Touring teams from the club, which used to run English cricket but still retains worldwide responsibility for the sport’s Laws or rules, usually comprise former professional cricketers alongside promising club players. – File photo by AFP
Touring teams from the club, which used to run English cricket but still retains worldwide responsibility for the sport’s Laws or rules, usually comprise former professional cricketers alongside promising club players. – File photo by AFP

LONDON: Marylebone Cricket Club (MCC) are contemplating a tour of Afghanistan, the club’s president said on Wednesday, indicating that a visit to the war-torn nation was more likely than a trip to neighbouring Pakistan.

MCC, which owns Lord’s Cricket Ground, known globally as the “home of cricket”, has played its part in supporting Afghan cricket by helping provide pitches in the capital Kabul, organising fixtures against the national side and coaching players.

Touring teams from the club, which used to run English cricket but still retains worldwide responsibility for the sport’s Laws or rules, usually comprise former professional cricketers alongside promising club players.

“I am going to Afghanistan to look at Kabul and the cricket pitches we have put in,” MCC president Phillip Hodson told BBC radio’s Test Match Special programme on Wednesday. “Then I will go to Lahore as a private citizen.

“I think there is much more chance of taking a team to Afghanistan than there is to Pakistan.
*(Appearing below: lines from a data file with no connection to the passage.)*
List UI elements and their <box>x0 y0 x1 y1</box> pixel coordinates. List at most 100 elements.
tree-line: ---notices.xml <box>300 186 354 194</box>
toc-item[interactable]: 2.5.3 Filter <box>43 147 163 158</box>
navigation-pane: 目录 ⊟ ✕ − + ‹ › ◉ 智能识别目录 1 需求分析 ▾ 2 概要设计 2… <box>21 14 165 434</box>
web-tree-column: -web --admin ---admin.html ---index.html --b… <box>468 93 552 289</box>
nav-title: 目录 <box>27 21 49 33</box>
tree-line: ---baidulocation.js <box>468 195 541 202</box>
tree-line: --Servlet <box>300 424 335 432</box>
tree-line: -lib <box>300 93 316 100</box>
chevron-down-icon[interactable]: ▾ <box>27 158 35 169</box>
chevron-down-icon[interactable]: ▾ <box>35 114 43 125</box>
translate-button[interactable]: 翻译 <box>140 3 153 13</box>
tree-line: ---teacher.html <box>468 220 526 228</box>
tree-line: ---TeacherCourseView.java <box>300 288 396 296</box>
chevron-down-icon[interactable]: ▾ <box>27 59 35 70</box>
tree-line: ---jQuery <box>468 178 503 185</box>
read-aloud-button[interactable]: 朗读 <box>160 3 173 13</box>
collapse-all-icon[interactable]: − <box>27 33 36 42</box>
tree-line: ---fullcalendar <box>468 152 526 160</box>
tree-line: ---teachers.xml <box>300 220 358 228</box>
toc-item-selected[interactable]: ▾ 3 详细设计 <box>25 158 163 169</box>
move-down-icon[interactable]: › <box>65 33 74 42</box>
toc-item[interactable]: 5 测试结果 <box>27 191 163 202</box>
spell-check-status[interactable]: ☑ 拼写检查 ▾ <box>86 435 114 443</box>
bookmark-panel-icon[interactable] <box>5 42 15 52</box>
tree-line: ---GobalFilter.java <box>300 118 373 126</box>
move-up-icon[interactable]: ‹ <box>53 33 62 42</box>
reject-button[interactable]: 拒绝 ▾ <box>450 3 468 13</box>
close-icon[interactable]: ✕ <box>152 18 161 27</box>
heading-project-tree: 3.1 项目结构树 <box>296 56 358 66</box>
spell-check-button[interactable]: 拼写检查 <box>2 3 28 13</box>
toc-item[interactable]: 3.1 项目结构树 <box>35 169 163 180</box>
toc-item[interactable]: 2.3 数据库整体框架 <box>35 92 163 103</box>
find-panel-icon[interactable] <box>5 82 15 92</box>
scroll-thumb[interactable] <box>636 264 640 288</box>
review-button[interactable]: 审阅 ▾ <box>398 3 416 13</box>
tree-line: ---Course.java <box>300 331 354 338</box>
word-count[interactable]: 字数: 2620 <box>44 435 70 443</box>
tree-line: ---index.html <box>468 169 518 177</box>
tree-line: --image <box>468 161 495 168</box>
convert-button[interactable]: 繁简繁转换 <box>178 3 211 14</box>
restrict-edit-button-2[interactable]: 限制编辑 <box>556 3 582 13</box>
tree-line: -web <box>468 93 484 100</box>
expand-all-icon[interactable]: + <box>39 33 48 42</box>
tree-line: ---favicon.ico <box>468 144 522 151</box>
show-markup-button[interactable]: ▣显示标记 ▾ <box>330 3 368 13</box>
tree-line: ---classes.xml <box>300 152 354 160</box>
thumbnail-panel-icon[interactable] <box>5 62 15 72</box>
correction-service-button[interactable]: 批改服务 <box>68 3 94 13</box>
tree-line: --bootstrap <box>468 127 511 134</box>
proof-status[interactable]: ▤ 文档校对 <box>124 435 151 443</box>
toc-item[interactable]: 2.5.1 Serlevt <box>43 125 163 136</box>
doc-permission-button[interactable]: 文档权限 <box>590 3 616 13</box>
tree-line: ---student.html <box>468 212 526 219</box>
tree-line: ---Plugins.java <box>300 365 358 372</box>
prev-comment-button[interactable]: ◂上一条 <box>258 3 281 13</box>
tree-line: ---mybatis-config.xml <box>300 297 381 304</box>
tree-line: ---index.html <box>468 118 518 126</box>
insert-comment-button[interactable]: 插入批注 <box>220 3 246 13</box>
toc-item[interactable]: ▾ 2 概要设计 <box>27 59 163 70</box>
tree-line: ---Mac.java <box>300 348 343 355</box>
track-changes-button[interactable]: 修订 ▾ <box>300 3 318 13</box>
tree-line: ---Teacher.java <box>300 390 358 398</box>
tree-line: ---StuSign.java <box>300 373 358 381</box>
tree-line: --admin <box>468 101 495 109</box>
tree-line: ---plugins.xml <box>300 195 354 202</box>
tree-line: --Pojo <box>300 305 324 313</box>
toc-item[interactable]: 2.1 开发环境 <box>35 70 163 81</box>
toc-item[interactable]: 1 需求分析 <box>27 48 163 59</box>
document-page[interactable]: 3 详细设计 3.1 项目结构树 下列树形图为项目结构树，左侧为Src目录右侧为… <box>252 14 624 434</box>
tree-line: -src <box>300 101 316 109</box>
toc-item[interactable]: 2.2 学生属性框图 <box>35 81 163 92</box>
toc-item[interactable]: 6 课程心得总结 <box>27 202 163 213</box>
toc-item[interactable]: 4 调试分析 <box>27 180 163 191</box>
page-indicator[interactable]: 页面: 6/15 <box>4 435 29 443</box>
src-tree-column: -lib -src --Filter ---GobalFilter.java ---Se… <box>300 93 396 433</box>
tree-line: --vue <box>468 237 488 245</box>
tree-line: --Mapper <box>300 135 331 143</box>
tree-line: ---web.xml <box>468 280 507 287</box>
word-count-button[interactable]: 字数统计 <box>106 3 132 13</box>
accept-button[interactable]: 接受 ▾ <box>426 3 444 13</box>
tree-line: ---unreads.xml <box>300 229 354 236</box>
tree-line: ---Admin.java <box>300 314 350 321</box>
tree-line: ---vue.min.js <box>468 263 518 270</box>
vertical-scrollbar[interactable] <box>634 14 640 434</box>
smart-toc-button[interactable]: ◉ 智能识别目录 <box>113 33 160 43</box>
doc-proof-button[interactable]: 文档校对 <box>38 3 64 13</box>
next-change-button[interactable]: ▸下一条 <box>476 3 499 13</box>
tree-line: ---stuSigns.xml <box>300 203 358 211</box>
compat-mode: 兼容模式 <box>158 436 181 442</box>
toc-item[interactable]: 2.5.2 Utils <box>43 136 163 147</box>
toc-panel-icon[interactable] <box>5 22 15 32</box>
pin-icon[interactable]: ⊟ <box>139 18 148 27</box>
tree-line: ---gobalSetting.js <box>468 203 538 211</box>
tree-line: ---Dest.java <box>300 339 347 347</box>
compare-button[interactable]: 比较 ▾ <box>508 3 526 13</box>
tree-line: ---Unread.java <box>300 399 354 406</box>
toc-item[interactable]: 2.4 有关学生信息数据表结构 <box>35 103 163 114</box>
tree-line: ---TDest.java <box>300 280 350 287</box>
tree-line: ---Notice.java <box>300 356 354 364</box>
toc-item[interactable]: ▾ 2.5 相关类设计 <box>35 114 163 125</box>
I think we could do something in Afghanistan and I don’t think it will be long away.”

Afghanistan is an emerging country in cricket terms and its national team has made dramatic progress in recent years, going from the equivalent of a standing start to competing alongside the sport’s leading teams.

This month Afghanistan again qualified for the 2012 World Twenty20 in Sri Lanka, having competed in the 2010 edition in the West Indies.

Many Afghan players learnt how to play the game as refugees in Pakistan, after fleeing decades of violence, first during the armed insurrection against the Russian occupation, then during the regime of the Taliban.

Pakistan is a fully-fledged Test nation but the country has been a “no-go area” for major international cricket since an armed terror attack on the Sri Lanka team bus during a Test match in Lahore in March 2009.

Pakistan now play their “home” fixtures in the United Arab Emirates.

Further details of touring plans may emerge after the MCC’s annual general meeting in May but any trip will come against a backdrop of continued attacks against British troops serving as part of the US-led NATO force in Afghanistan.

Two British soldiers were killed in southern Afghanistan’s Helmand province by an Afghan lieutenant on Monday.

Concern is growing about so-called green on blue attacks with 16 NATO troops killed by their Afghan colleagues since January – more than one in six of the 91 foreign soldiers to have died in Afghanistan so far this year.